Authorities have identified the suspect in the Magdeburg attack as a Saudi doctor who arrived in Germany in 2006 and had received permanent residency.

The suspect was on Saturday evening brought before a judge, who behind closed doors ordered that he be kept in custody pending a possible indictment.

Police haven’t publicly named the suspect, but several German news outlets identified him as Taleb A., withholding his last name in line with privacy laws, and reported that he was a specialist in psychiatry and psychotherapy.

Describing himself as a former Muslim, the suspect appears to have been an active user of the social media platform X, accusing German authorities of failing to do enough to combat what he referred to as the “Islamification of Europe.”

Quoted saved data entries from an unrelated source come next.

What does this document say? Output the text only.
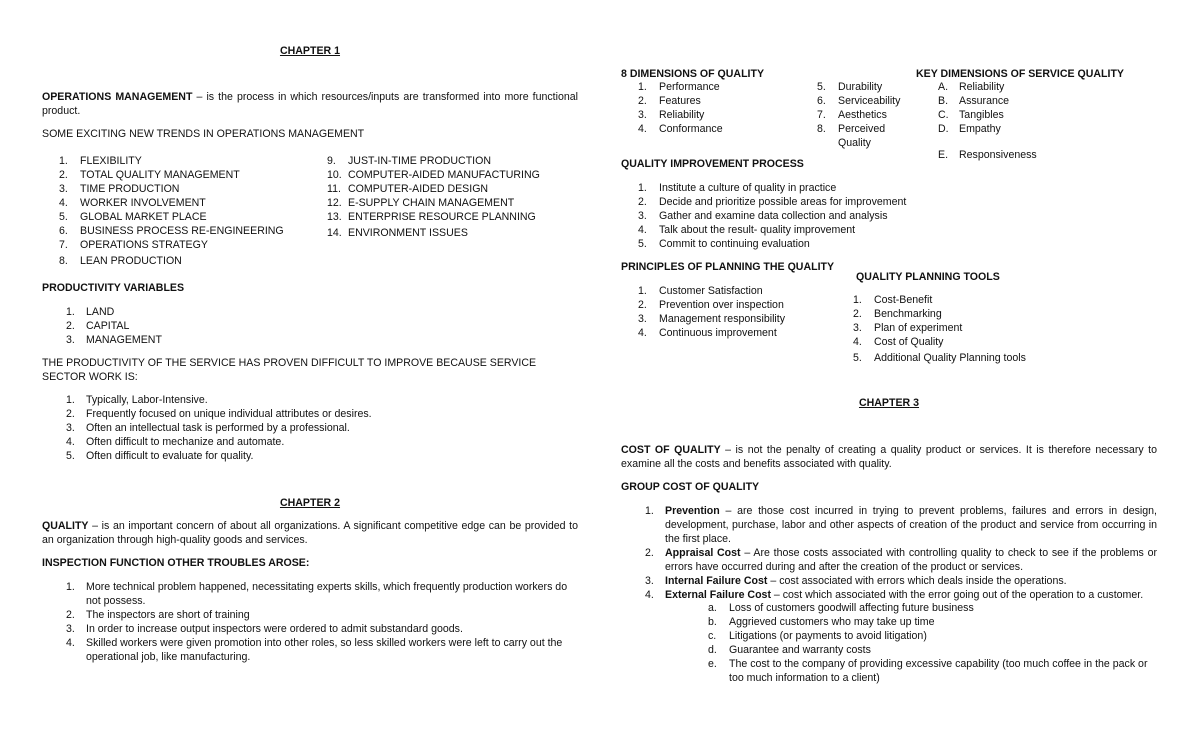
CHAPTER 1

OPERATIONS MANAGEMENT – is the process in which resources/inputs are transformed into more functional product.

SOME EXCITING NEW TRENDS IN OPERATIONS MANAGEMENT

1.	FLEXIBILITY
2.	TOTAL QUALITY MANAGEMENT
3.	TIME PRODUCTION
4.	WORKER INVOLVEMENT
5.	GLOBAL MARKET PLACE
6.	BUSINESS PROCESS RE-ENGINEERING
7.	OPERATIONS STRATEGY
8.	LEAN PRODUCTION
9.	JUST-IN-TIME PRODUCTION
10. COMPUTER-AIDED MANUFACTURING
11. COMPUTER-AIDED DESIGN
12. E-SUPPLY CHAIN MANAGEMENT
13. ENTERPRISE RESOURCE PLANNING
14. ENVIRONMENT ISSUES

PRODUCTIVITY VARIABLES

1.	LAND
2.	CAPITAL
3.	MANAGEMENT

THE PRODUCTIVITY OF THE SERVICE HAS PROVEN DIFFICULT TO IMPROVE BECAUSE SERVICE SECTOR WORK IS:

1.	Typically, Labor-Intensive.
2.	Frequently focused on unique individual attributes or desires.
3.	Often an intellectual task is performed by a professional.
4.	Often difficult to mechanize and automate.
5.	Often difficult to evaluate for quality.
CHAPTER 2

QUALITY – is an important concern of about all organizations. A significant competitive edge can be provided to an organization through high-quality goods and services.

INSPECTION FUNCTION OTHER TROUBLES AROSE:

1.	More technical problem happened, necessitating experts skills, which frequently production workers do not possess.
2.	The inspectors are short of training
3.	In order to increase output inspectors were ordered to admit substandard goods.
4.	Skilled workers were given promotion into other roles, so less skilled workers were left to carry out the operational job, like manufacturing.

8 DIMENSIONS OF QUALITY

1.	Performance
2.	Features
3.	Reliability
4.	Conformance
5.	Durability
6.	Serviceability
7.	Aesthetics
8.	Perceived Quality

KEY DIMENSIONS OF SERVICE QUALITY

A.	Reliability
B.	Assurance
C. Tangibles
D. Empathy
E.	Responsiveness

QUALITY IMPROVEMENT PROCESS

1.	Institute a culture of quality in practice
2.	Decide and prioritize possible areas for improvement
3.	Gather and examine data collection and analysis
4.	Talk about the result- quality improvement
5.	Commit to continuing evaluation

PRINCIPLES OF PLANNING THE QUALITY

1.	Customer Satisfaction
2.	Prevention over inspection
3.	Management responsibility
4.	Continuous improvement

QUALITY PLANNING TOOLS

1.	Cost-Benefit
2.	Benchmarking
3.	Plan of experiment
4.	Cost of Quality
5.	Additional Quality Planning tools
CHAPTER 3

COST OF QUALITY – is not the penalty of creating a quality product or services. It is therefore necessary to examine all the costs and benefits associated with quality.

GROUP COST OF QUALITY

1.	Prevention – are those cost incurred in trying to prevent problems, failures and errors in design, development, purchase, labor and other aspects of creation of the product and service from occurring in the first place.
2.	Appraisal Cost – Are those costs associated with controlling quality to check to see if the problems or errors have occurred during and after the creation of the product or services.
3.	Internal Failure Cost – cost associated with errors which deals inside the operations.
4.	External Failure Cost – cost which associated with the error going out of the operation to a customer.
a.	Loss of customers goodwill affecting future business
b.	Aggrieved customers who may take up time
c.	Litigations (or payments to avoid litigation)
d.	Guarantee and warranty costs
e.	The cost to the company of providing excessive capability (too much coffee in the pack or too much information to a client)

The horror triggered by yet another act of mass violence in Germany make it likely that migration will remain a key issue as German heads toward an early election on Feb. 23.

The far-right Alternative for Germany party had already been polling strongly amid a societal backlash against the large numbers of refugees and migrants who have arrived in Germany over the past decade.

Right-wing figures from across Europe have criticized German authorities for having allowed high levels of migration in the past and for what they see as security failures now.

Hungarian Prime Minister Viktor Orban, who is known for a strong anti-migration position going back years, used the attack in Germany to lash out at the European Union’s migration policies.

At an annual press conference in Budapest on Saturday, Orban insisted that “there is no doubt that there is a link between the changed world in Western Europe, the migration that flows there, especially illegal migration and terrorist acts.”

Orban vowed to “fight back” against the EU migration policies “because Brussels wants Magdeburg to happen to Hungary, too.”